My supervising teacher, Tina, thought Isaiah’s allergies were because of the pesticides sprayed on the fields. I sometimes smelled pesticides when the helicopters would spray the various fields. I never saw the helicopters, but Tina would see them sometimes. She told me one day about a helicopter she saw spraying a field and the clouds of gas that spilled into the neighborhoods where kids were walking to school. “It’s no wonder we have so many kids with respiratory problems,” she said.

Isaiah was a quiet boy who managed to get the highest scores on tests in the class if he didn’t get too far behind in his homework. He didn’t like to speak up in class and so I got into the habit of leaving him alone—I could see he knew the material. One day, shortly after Tina returned to class after her father passed away, I was teaching and hadn’t noticed that Isaiah had his head down on his desk. Tina did, however, and she suddenly came over to him and asked if he were OK.

“Come on, Isaiah, I’ll take you to the nurse’s office. He stumbled to his feet and she grabbed hold of him to keep him from falling. I managed to continue through the day’s lesson, assuring the students Isaiah would be fine. And he was. Fifteen minutes later, Tina and Isaiah came back to class; he just needed a dose from an inhaler.

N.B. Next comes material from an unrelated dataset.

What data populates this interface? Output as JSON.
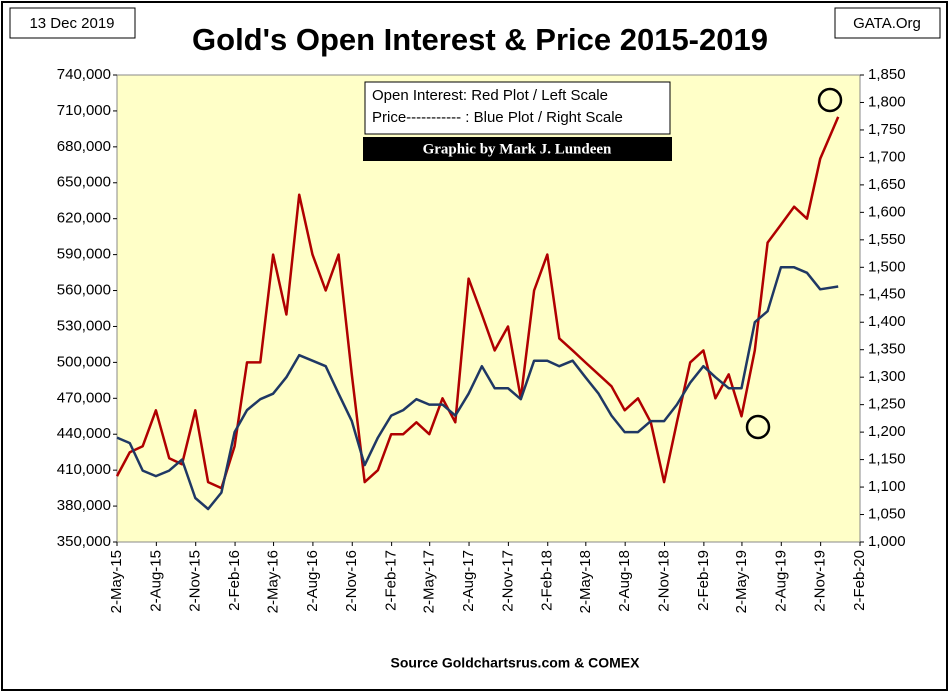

Mercifully, Tina did not mention that I should have been more aware of what was going on, and should have seen that Isaiah was ill. She didn’t need to. Since that time, I have made it a point to be more vigilant and have excused students who looked ill to go see the nurse.

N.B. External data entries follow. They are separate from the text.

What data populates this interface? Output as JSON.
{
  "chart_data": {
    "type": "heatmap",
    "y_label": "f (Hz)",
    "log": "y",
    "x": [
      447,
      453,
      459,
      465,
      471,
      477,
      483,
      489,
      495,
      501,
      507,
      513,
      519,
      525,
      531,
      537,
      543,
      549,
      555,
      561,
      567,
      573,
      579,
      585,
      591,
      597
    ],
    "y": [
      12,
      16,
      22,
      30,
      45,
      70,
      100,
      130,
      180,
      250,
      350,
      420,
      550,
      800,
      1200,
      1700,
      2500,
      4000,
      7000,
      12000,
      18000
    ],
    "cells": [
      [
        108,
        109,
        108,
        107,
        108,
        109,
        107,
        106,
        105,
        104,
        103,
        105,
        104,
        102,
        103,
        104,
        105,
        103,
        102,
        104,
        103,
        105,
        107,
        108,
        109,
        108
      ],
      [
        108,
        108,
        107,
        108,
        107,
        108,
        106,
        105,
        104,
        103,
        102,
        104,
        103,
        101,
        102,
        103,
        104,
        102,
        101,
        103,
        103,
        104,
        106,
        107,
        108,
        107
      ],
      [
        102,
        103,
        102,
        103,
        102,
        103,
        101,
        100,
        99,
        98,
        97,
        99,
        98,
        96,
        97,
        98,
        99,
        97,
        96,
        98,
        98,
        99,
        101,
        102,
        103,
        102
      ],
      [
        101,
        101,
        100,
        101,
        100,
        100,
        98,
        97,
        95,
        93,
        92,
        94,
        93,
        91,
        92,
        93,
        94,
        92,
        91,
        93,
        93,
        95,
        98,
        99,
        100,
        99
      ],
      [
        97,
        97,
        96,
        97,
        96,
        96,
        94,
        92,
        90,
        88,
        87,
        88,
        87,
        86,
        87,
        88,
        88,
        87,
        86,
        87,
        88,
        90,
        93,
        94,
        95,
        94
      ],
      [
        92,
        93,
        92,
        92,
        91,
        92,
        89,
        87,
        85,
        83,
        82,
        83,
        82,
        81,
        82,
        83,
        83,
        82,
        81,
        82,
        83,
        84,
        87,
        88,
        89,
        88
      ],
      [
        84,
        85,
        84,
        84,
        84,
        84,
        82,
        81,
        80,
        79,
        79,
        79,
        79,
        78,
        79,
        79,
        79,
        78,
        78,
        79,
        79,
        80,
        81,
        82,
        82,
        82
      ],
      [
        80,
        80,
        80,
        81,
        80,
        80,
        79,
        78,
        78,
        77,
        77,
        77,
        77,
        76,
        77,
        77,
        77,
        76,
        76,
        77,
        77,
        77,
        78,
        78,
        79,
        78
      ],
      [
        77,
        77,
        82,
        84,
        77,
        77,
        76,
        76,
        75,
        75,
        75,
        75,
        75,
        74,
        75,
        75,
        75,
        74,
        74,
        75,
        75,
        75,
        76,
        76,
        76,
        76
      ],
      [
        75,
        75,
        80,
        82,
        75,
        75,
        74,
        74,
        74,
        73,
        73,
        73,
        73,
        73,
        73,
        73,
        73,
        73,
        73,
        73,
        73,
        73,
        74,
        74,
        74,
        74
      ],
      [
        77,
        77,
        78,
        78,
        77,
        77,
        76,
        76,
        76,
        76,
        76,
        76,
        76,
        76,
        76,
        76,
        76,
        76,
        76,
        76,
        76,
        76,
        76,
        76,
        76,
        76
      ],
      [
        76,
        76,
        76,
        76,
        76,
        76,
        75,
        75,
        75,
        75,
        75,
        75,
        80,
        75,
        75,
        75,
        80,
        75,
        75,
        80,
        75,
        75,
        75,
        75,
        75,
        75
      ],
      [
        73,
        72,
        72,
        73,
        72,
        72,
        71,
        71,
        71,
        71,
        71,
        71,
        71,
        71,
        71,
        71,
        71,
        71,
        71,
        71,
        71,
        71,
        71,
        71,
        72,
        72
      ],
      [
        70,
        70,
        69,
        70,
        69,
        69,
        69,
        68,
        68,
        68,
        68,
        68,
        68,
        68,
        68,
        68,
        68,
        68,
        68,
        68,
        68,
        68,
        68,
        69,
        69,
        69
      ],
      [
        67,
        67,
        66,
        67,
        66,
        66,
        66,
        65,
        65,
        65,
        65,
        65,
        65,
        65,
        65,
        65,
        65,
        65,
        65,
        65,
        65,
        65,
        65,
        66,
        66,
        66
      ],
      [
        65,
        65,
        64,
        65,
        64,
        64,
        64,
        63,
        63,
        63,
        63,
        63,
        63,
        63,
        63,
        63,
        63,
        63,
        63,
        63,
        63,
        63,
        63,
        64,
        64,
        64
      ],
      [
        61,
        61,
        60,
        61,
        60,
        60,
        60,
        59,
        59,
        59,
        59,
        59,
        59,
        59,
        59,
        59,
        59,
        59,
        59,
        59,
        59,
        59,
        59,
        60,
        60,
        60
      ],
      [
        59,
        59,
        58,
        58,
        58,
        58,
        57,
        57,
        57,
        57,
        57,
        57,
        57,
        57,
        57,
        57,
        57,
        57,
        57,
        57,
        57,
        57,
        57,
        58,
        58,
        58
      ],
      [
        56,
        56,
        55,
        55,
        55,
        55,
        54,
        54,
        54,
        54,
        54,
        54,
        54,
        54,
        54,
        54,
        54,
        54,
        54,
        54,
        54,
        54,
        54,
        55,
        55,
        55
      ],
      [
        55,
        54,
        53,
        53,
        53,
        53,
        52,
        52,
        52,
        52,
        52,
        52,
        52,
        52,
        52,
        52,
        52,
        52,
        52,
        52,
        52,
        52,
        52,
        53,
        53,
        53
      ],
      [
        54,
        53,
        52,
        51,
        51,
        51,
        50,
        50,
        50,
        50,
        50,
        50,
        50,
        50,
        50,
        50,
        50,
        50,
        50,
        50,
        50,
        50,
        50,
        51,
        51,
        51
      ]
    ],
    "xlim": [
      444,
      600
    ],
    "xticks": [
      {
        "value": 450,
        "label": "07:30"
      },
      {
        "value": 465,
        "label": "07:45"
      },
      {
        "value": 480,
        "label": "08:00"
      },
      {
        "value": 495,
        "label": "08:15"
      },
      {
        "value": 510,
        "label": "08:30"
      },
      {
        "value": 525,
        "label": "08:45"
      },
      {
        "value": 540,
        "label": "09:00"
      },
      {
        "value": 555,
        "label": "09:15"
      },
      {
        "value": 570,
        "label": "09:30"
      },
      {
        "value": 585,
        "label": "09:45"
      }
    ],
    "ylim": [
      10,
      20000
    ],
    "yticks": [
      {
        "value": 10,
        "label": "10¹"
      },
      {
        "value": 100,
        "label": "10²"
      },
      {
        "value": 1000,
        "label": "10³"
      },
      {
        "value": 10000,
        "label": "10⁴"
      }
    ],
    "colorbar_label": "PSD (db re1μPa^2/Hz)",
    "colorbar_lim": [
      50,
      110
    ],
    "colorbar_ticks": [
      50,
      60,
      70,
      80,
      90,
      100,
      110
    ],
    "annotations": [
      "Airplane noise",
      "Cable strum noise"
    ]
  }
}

My subbing assignments are no longer in the heart of strawberry country, though there are fields near some of the schools in which I sub. Also, as I said, my classes are now more “diverse,” to use a term I’ve never liked because it's phony. For one thing, there are some who would say that my totally homogeneous Mexican classes were diverse because they were non-white. Also, the term reminds me of the Weekly Reader exercises from long ago that asked students to find four “friends” in a picture of a parade or something similar. The “friends” of course would be the distinctly foreign people. The “friend” who thought I was picking on him was using diversity and school policy against racist actions to his advantage. He wasn’t very good at victimization and definitely needed improvement in math. I’m pulling for improvement in the latter.

2 comments:

Anonymous said...

I don't have any particular comment to make this time, but just wanted to let you know that I enjoyed your post.

Lynne Diligent

Anonymous said...

I don't have any particular comment to make this time, but just wanted to let you know that I enjoyed your post.